The hon. Gentleman keeps banging on about those figures, but he knows perfectly well that the Office for National Statistics has said that they are not reliable because the sample is too small. It is interesting to hear him talking in today’s questions, because I believe that, last week, he told The Guardian—his favourite paper—
Order. I must stop the Secretary of State. It is for him to give an account of his stewardship, not to talk about an hon. Member speaking to The Guardian.

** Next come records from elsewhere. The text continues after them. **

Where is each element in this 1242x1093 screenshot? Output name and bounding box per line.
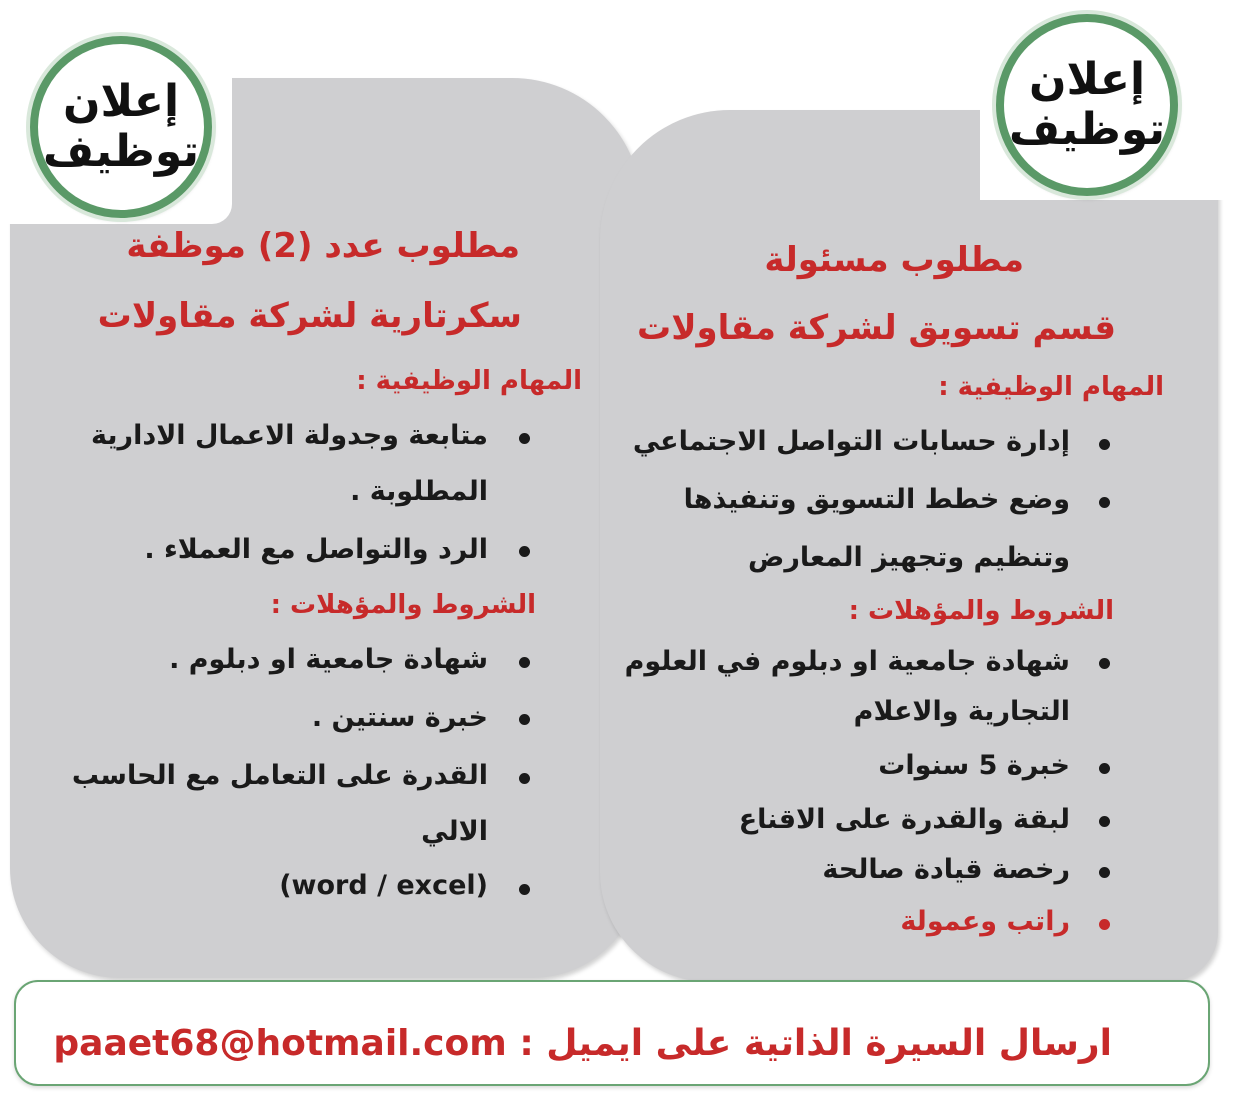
right-cond-bullet-3 [1099, 816, 1110, 827]
right-cond-2: خبرة 5 سنوات [878, 750, 1070, 781]
left-task-2: الرد والتواصل مع العملاء . [144, 534, 488, 565]
left-conditions-heading: الشروط والمؤهلات : [270, 590, 536, 620]
left-task-1-cont: المطلوبة . [350, 476, 488, 507]
left-cond-3-cont: الالي [421, 816, 488, 847]
left-cond-bullet-3 [519, 773, 530, 784]
right-cond-bullet-1 [1099, 658, 1110, 669]
left-tasks-heading: المهام الوظيفية : [356, 366, 582, 396]
badge-left-line2: توظيف [43, 126, 199, 177]
left-cond-2: خبرة سنتين . [311, 702, 488, 733]
right-task-1: إدارة حسابات التواصل الاجتماعي [632, 426, 1070, 457]
left-cond-bullet-2 [519, 714, 530, 725]
hiring-badge-right [996, 14, 1178, 196]
right-task-2: وضع خطط التسويق وتنفيذها [683, 484, 1070, 515]
left-cond-3: القدرة على التعامل مع الحاسب [71, 760, 488, 791]
left-task-bullet-2 [519, 546, 530, 557]
right-cond-3: لبقة والقدرة على الاقناع [738, 804, 1070, 835]
left-cond-bullet-1 [519, 657, 530, 668]
left-task-1: متابعة وجدولة الاعمال الادارية [91, 420, 488, 451]
left-task-bullet-1 [519, 433, 530, 444]
right-task-2-cont: وتنظيم وتجهيز المعارض [748, 542, 1070, 573]
left-title-line1: مطلوب عدد (2) موظفة [126, 226, 520, 266]
badge-left-line1: إعلان [62, 76, 180, 127]
right-cond-4: رخصة قيادة صالحة [822, 854, 1070, 885]
footer-email-text: ارسال السيرة الذاتية على ايميل : paaet68@hotmail.com [53, 1023, 1112, 1064]
right-cond-1-cont: التجارية والاعلام [853, 696, 1070, 727]
left-title-line2: سكرتارية لشركة مقاولات [97, 296, 522, 336]
right-title-line2: قسم تسويق لشركة مقاولات [637, 308, 1116, 348]
badge-right-line1: إعلان [1028, 54, 1146, 105]
left-cond-4: (word / excel) [279, 870, 488, 901]
right-cond-5: راتب وعمولة [900, 906, 1070, 937]
right-task-bullet-1 [1099, 439, 1110, 450]
right-cond-bullet-5 [1099, 919, 1110, 930]
right-cond-bullet-4 [1099, 867, 1110, 878]
hiring-badge-left [30, 36, 212, 218]
right-title-line1: مطلوب مسئولة [764, 240, 1024, 280]
right-cond-bullet-2 [1099, 763, 1110, 774]
right-conditions-heading: الشروط والمؤهلات : [848, 596, 1114, 626]
badge-right-line2: توظيف [1009, 104, 1165, 155]
left-cond-1: شهادة جامعية او دبلوم . [169, 644, 488, 675]
right-task-bullet-2 [1099, 497, 1110, 508]
left-cond-bullet-4 [519, 884, 530, 895]
right-cond-1: شهادة جامعية او دبلوم في العلوم [624, 646, 1070, 677]
right-tasks-heading: المهام الوظيفية : [938, 372, 1164, 402]
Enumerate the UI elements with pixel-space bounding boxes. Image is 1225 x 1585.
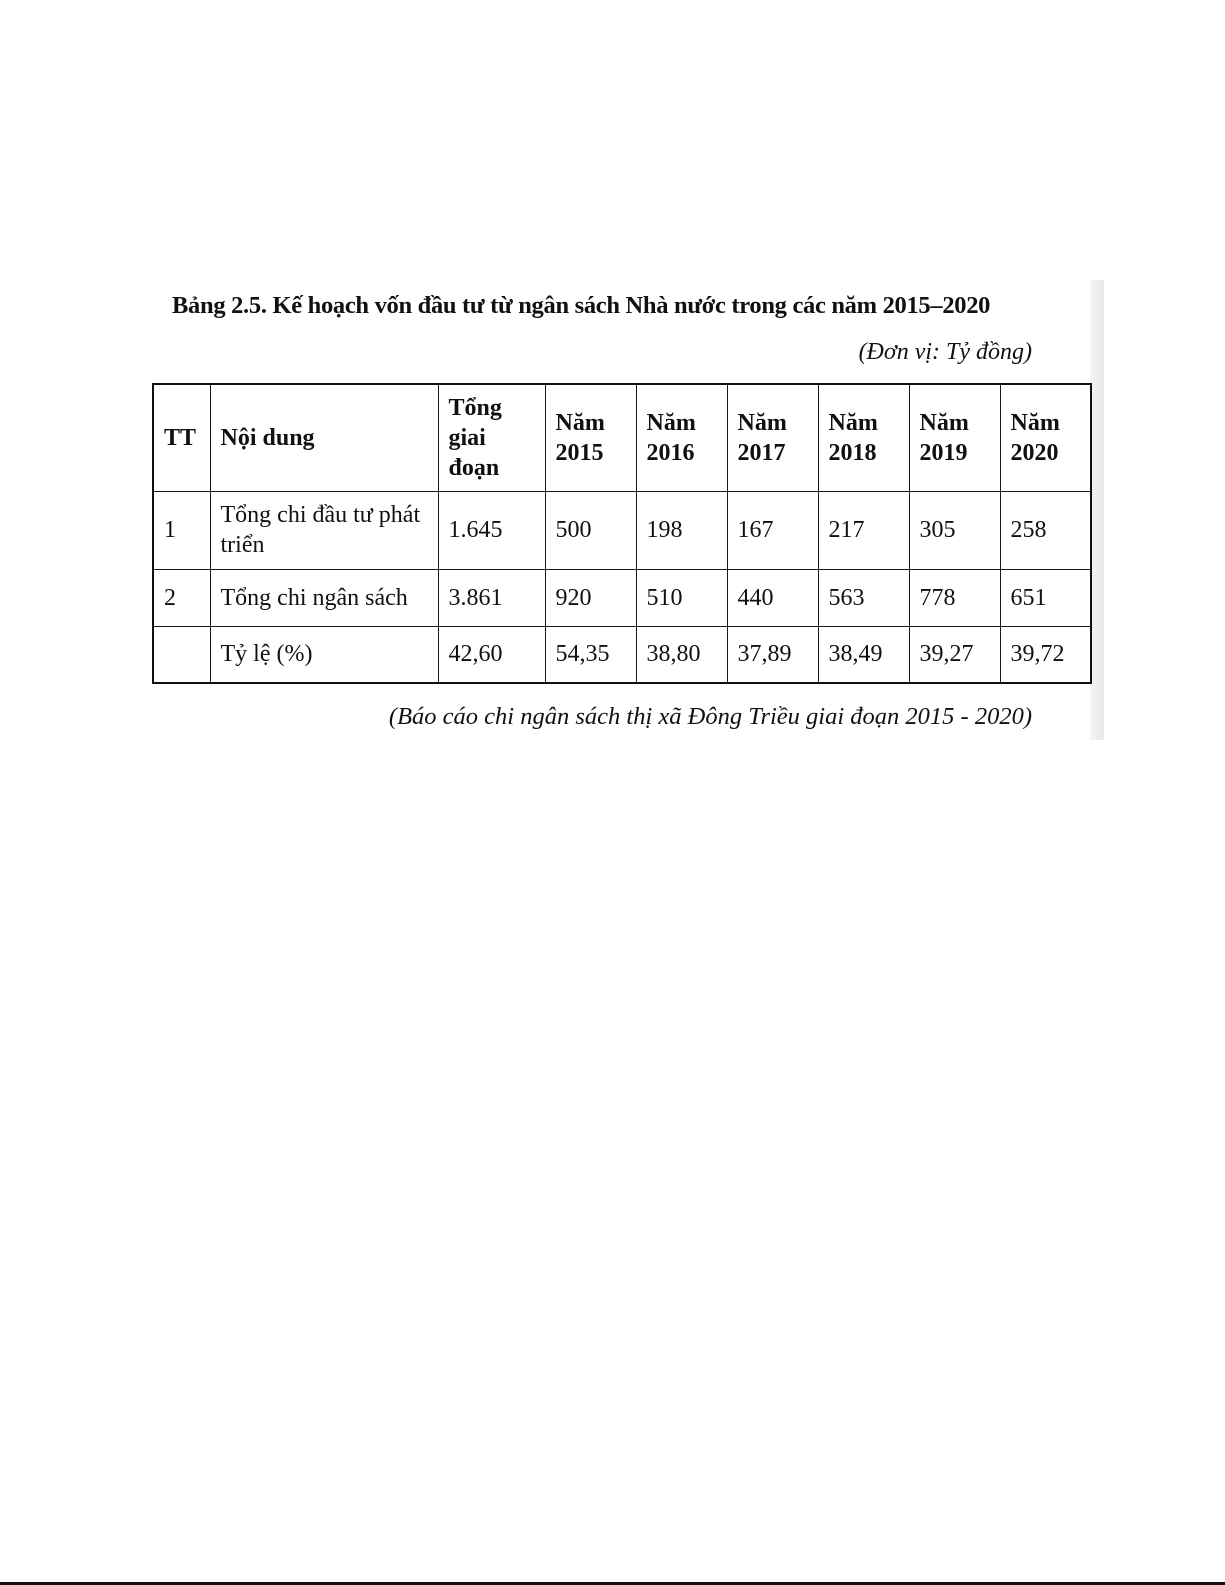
table-cell: 778 xyxy=(909,569,1000,626)
unit-note: (Đơn vị: Tỷ đồng) xyxy=(858,339,1032,365)
header-cell-2016: Năm 2016 xyxy=(636,384,727,491)
table-cell: 42,60 xyxy=(438,626,545,683)
table-cell: Tổng chi đầu tư phát triển xyxy=(210,491,438,569)
header-cell-2020: Năm 2020 xyxy=(1000,384,1091,491)
table-cell: 651 xyxy=(1000,569,1091,626)
table-cell: 1.645 xyxy=(438,491,545,569)
table-row xyxy=(153,626,1091,683)
budget-table xyxy=(152,383,1092,684)
source-note: (Báo cáo chi ngân sách thị xã Đông Triều giai đoạn 2015 - 2020) xyxy=(388,703,1032,730)
table-title: Bảng 2.5. Kế hoạch vốn đầu tư từ ngân sách Nhà nước trong các năm 2015–2020 xyxy=(172,292,991,319)
table-cell: 258 xyxy=(1000,491,1091,569)
table-cell: 38,80 xyxy=(636,626,727,683)
table-cell: 167 xyxy=(727,491,818,569)
table-cell: Tổng chi ngân sách xyxy=(210,569,438,626)
table-row xyxy=(153,491,1091,569)
header-cell-content: Nội dung xyxy=(210,384,438,491)
table-row xyxy=(153,569,1091,626)
table-cell: 510 xyxy=(636,569,727,626)
table-cell: Tỷ lệ (%) xyxy=(210,626,438,683)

Further to the earlier question from my hon. Friend the Member for Paisley and Renfrewshire, North (Jim Sheridan) about employers encouraging older people in the workplace, one in four of UK adults are, like me, over the age of 60; will the Minister say whether he believes that each tier of our right hon. Friend’s Government is adequately represented in that regard? Will he urge the Prime Minister to ensure that the special contribution of the over-60s is better reflected in future reshuffles?
Good question. I am sure that I can pass on my hon. Friend’s observations to the Prime Minister.
Will the Minister comment on grants of up to £3,000 to purchase vehicles being made available to foreign nationals working in the UK?
I am very happy to make inquiries into that matter. Obviously, we have a Motability scheme to support disabled people to drive. I do not think the matter the hon. Gentleman raises is one for my Department, but if he writes to me, I will be happy to look into it.
Will the Minister for Pensions Reform tell us how much better off pensioners are under this Government?
There is a bit of a difficulty for the following reason. We have been quoting figures that the average pensioner household will be £1,500, or £29 a week, better off, but last week the Conservative party published its own document, which is well worth looking at—
Further to the question by my hon. Friend the Member for Tunbridge Wells (Greg Clark), the living in poverty figure is 5.2 million—that is an Office for National Statistics figure. Will the Secretary of State now answer my hon. Friend’s question, because he has passed the buck a number of times today?
Child poverty is down by 600,000, and pensioner poverty is down by more than 1 million. That is in contrast to the record of the Conservative Government, under whom both went up.
Last week, the Secretary of State made an announcement about the employment and support allowance. Will he tell the House how important that allowance will be, in giving both support to those who cannot work and help to those who can work?
That is exactly right. It will mean £16 more for the most disabled people. They will not be required to work, but as a consequence of the benefit changes we are introducing they will have much more support to get back into work, and much more income as well.